Professor Eric Schelter Awarded 2017 U.S. EPA Green Chemistry Challenge Award

The U.S. Environmental Protection Agency has awarded Associate Professor Eric Schelter and his research group in the Department of Chemistry in Penn Arts and Sciences a 2017 Green Chemistry Challenge Award for his work in developing a simple, fast, and low-cost technology to help recycle rare-earth metals.

The award was given as part of the annual EPA Presidential Green Chemistry Challenge, in which industry experts and academics evaluate emerging or demonstrated technologies around their capability for green chemistry and the potential for impact and innovation.

About 17,000 metric tons of rare-earth metals are used in the United States each year in products such as wind turbines, lighting phosphors, electric motors, batteries, and cell phones. Despite the taxing environmental, economic, and political impact of the mining, refining, and purification of these materials has, they are currently only recycled at a rate of 1 percent.

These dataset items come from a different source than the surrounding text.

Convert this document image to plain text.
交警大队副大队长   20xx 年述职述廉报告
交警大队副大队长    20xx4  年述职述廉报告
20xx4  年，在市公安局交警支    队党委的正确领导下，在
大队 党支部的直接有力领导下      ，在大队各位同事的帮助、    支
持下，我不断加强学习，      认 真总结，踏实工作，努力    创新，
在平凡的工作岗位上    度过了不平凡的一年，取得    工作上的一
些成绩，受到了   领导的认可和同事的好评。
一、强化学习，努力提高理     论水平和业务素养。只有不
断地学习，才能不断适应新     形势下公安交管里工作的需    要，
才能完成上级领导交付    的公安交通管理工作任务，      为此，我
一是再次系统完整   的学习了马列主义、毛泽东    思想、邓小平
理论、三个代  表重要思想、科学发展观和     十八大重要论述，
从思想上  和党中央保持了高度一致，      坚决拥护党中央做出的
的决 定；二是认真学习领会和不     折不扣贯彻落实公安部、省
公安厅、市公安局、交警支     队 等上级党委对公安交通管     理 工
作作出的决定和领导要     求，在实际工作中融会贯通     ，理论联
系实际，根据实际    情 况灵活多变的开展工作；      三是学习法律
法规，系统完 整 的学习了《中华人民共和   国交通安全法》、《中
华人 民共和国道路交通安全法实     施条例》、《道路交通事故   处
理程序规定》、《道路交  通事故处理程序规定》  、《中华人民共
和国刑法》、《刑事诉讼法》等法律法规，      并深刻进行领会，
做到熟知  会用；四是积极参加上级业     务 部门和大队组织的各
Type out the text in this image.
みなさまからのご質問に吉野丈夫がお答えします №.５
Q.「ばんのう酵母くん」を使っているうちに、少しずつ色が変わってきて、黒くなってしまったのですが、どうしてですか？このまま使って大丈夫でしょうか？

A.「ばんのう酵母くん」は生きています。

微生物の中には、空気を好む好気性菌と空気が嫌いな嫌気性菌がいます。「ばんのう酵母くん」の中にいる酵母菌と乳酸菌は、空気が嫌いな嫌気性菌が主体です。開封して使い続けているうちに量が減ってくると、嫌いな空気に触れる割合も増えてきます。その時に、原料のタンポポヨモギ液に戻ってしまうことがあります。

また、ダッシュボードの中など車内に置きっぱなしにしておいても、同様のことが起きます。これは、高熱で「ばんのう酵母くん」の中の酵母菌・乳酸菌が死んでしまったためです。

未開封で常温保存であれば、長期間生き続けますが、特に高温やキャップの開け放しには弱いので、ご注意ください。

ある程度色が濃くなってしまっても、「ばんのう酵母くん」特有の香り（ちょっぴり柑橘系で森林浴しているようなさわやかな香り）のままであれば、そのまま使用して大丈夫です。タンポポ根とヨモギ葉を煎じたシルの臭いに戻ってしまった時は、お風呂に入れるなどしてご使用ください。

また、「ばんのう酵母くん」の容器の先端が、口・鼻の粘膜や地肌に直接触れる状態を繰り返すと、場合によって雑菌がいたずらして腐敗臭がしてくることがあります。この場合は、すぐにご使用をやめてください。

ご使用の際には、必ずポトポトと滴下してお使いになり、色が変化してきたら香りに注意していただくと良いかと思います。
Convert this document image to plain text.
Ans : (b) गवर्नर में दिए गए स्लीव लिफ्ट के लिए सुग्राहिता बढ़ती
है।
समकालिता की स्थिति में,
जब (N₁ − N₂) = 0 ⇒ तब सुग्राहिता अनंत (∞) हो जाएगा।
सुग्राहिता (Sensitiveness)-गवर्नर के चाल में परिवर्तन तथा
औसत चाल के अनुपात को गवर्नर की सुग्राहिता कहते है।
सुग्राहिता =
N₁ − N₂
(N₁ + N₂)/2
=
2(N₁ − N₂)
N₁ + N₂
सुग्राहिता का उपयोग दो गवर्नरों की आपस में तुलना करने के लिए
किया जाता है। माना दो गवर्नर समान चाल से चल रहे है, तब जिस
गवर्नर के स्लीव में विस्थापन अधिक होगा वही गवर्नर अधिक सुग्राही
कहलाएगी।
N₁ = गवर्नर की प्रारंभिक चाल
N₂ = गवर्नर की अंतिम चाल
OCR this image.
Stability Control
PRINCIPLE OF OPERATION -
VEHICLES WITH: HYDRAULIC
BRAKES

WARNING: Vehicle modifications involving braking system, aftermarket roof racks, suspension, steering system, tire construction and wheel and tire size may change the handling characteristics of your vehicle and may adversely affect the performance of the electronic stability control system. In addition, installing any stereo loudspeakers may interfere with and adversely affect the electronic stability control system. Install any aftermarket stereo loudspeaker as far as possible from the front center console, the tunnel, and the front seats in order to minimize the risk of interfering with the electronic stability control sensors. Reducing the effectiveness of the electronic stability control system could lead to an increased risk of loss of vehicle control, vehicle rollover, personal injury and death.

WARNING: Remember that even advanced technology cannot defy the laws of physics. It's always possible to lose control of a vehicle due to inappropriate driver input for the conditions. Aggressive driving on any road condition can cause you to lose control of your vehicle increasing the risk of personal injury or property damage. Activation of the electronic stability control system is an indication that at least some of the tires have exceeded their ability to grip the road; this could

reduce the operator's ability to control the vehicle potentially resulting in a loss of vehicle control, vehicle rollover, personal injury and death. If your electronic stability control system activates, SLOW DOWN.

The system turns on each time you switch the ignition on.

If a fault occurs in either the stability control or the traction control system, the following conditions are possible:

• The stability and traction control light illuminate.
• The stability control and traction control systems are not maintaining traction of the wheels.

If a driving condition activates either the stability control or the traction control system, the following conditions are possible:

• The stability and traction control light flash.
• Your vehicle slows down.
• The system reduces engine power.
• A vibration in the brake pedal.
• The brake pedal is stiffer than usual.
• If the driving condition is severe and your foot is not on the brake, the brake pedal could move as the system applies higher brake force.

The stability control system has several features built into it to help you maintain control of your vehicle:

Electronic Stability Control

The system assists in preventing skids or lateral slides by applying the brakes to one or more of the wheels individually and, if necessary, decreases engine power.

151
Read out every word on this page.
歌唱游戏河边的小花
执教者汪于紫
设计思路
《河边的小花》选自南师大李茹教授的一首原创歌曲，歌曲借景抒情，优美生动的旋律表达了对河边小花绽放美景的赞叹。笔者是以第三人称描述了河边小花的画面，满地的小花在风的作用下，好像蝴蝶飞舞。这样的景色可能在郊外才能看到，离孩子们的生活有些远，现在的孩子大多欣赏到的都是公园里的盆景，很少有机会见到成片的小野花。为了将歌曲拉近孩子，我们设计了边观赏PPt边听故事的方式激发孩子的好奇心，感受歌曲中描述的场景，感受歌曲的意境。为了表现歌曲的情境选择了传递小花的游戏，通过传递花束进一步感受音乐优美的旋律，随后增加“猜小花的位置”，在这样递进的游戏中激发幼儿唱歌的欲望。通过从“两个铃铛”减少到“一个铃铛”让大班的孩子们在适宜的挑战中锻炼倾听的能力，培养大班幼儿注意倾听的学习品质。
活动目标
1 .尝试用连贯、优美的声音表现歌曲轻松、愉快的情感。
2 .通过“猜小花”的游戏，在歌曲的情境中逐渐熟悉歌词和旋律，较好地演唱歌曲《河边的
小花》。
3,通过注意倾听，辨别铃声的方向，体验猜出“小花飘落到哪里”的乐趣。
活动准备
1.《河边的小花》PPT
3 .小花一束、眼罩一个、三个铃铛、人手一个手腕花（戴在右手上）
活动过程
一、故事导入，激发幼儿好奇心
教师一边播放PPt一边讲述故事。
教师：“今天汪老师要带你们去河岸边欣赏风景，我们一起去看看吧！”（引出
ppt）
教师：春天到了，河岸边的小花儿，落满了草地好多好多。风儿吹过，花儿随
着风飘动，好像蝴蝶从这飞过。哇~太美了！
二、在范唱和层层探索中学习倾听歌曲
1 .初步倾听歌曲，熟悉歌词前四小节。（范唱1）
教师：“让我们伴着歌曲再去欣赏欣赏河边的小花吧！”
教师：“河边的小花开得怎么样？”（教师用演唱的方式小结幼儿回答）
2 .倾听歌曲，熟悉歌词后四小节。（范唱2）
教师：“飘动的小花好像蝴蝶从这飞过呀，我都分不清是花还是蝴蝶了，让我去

“Metals never burn out,” Schelter said. “They're elements. So in principle you can extract them out of post-consumer products and use them again, but there really just isn't very good chemistry that enables us to do that. Currently with the framework that exists in industry, it's cheaper to just get things from primary sources: from mining new elements from the ground and then just using them and throwing them away.”

Through his research, Schelter hopes to enable “circular economies” by finding a way to take post-consumer products, such as permanent magnets and lighting phosphors, and extract critical and valuable materials that can re-enter the supply chain, turning into new materials with minimal added cost or pollution.